Returning in earnest after the summer break, 2022’s F1 grid took to the Belgian Spa circuit last weekend, offering a hectic, thrilling race weekend with plenty of discussions, debate, and hilarity all around the fanbase.
Here are our top talking points from Spa’s exciting Sunday outing:
A whopping seventeen seconds ahead of P2 teammate Segio Perez, title-holder Max Verstappen played a textbook dominant finish on Sunday, demonstrating astounding pace despite an early bottom-grid start.
The performance of Red Bull’s RB18 was so phenomenal this weekend, that not only did Verstappen lap Nicholas Latifi — who we’ll get to in a moment — he even left P3 Carlos Sainz in sheer disbelief during the post-race commentary.
The Ferrari stalwart, who clawed his way back to a podium after three trophy-less races including one DNF in Austria, was simply unable to explain his rivals’ sheer pace — attributing some of his and teammate Charles Leclerc’s difficulties to overheated tyres, which was likely caused by a downforce heavy set up by the Italian team.
With a new chassis upgrade reported to debut during October’s Singapore GP, some say that Verstappen might even beat Sebastian Vettel’s legendary 9-race win streak record. Time will tell.
While Verstappen’s victory was all but assured by the last third of the race, the first few laps were chock-full of shenanigans, none of which topped Lewis Hamilton’s ridiculous Les Combes chicane maneuver — which saw him leapfrog off Fernando Alonso’s right front tyre, and bounce out of the race.
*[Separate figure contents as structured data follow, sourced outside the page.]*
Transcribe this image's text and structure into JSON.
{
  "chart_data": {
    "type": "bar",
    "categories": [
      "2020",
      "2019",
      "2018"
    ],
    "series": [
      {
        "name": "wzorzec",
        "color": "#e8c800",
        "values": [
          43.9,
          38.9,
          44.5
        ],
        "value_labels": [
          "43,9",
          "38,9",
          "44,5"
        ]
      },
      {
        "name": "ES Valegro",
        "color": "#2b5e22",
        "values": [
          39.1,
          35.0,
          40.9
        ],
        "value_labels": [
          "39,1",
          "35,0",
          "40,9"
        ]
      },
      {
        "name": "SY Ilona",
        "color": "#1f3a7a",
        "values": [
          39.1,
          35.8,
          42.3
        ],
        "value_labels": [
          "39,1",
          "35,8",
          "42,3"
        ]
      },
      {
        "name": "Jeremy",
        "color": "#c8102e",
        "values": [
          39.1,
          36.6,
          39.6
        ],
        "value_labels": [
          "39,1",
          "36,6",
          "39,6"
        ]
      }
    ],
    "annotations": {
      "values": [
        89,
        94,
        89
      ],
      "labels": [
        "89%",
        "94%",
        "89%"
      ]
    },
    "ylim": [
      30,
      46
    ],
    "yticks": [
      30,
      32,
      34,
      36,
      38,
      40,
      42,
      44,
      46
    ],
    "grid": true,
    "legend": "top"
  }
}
Alonso — who has competed against Hamilton for the latter’s entire F1 career, was absolutely livid. The 41-year-old Spaniard quickly flared up his pit crew, spouting one of the most hilarious rants in recent radio chatter history. “What an idiot!” Alonso blasted. “Closing the door from the outside. I mean, we had a mega start but this guy “only knows how to drive starting first.”
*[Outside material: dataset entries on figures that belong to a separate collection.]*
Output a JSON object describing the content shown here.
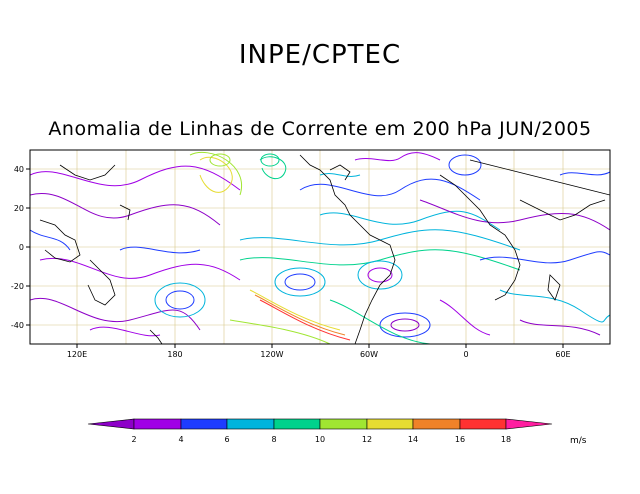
{
  "header": {
    "agency": "INPE/CPTEC"
  },
  "plot": {
    "title": "Anomalia de Linhas de Corrente em 200 hPa JUN/2005",
    "lon_labels": [
      "120E",
      "180",
      "120W",
      "60W",
      "0",
      "60E"
    ],
    "lat_labels": [
      "40",
      "20",
      "0",
      "-20",
      "-40"
    ]
  },
  "colorbar": {
    "ticks": [
      "2",
      "4",
      "6",
      "8",
      "10",
      "12",
      "14",
      "16",
      "18"
    ],
    "colors": [
      "#8d00c8",
      "#a000e6",
      "#1e3cff",
      "#00b4dc",
      "#00d28c",
      "#a0e632",
      "#e6dc32",
      "#f08228",
      "#ff3232",
      "#ff1ea0"
    ],
    "units": "m/s"
  }
}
Hamilton, who coasted to a well-earned P2 during the previous race in Hungary, ended up having to use a fire extinguisher on his car, and quietly limped his way back to the paddock after the spine-shattering impact.
Despite his frustration at landing his first DNF of the season, the 37-year-old Brit took responsibility for the incident and offered a dignified response that was appreciated by his fellow ex-champion.
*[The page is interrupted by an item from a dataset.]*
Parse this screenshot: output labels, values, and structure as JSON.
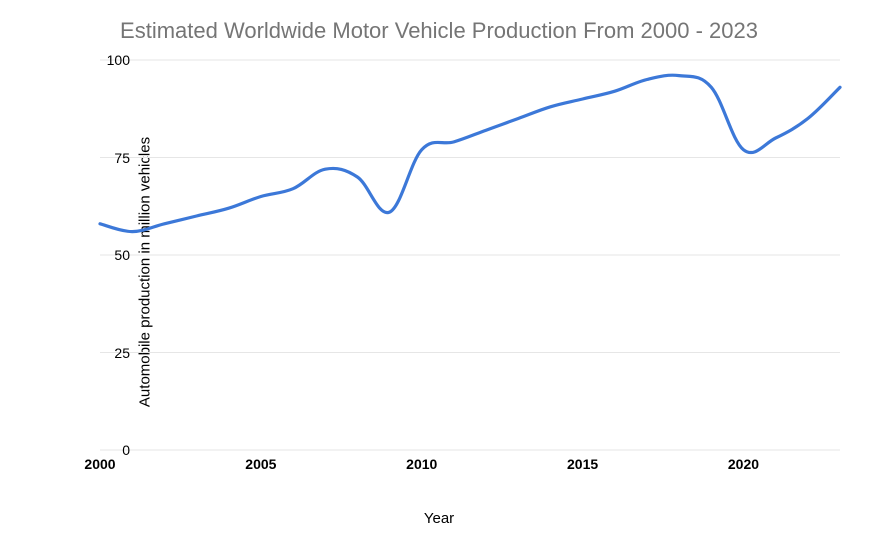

“I don’t really have a response to it. I know how things go in the heat of the moment, but it is nice to know how he feels about me, and it is better that it is out in the open. The accident wasn’t intentional. I take responsibility for it. That is what adults do, and we move on.” Alonso, meanwhile, belted out a season-highlight performance after his recent link to Aston Martin, ending up in P5.
Last Sunday also marked Hamilton’s ex-teammate Valtteri Bottas’ 33rd birthday. Sadly for him, he would also join Hamilton on the sidelines after an early DNF — one that conversely wasn’t his fault at all. Seconds after the incident between Alonso and Hamilton, Latifi would slide across the track, fail to contain his throttle, and nudged Bottas’ Alfa Romeo into the gravel, sending the ex-Merc driver out of the race.
With Bottas’ obvious talent going to waste at the back of the grid, his recent interest in joining Audi’s future F1 program might keep him far away from Latifi — who finished at the bottom-quarter of the grid for the 10th time this year.
With a cascade of Ferrari memes raining down upon Twitter weekend after weekend in 2022, Charles Leclerc’s misfortunes at the wheel of the F1-75 racecar have been well documented. This time, the inevitable spot of bad luck was so out-of-field, that even fans of the driver couldn’t help but laugh as Leclerc was forced to pit early into the race.
Don’t even ask about the odds — but following the messy incidents mentioned above, Verstappen ripped away his tear-off visor to gain a clear vision of the track, as did many other drivers — only for it to lodge itself in Leclerc’s front right brake duct. This caused an overheating issue, which in turn caused one of Ferrari’s sensors to fail.
This in turn prompted the team to call in the #16 driver to the pits, only for him to exceed pitlane speed limits and incur a 5-second penalty. Verstappen had described Leclerc’s misfortune as “super-unlucky”.
“I hope it’s not mine,” he said, following the race.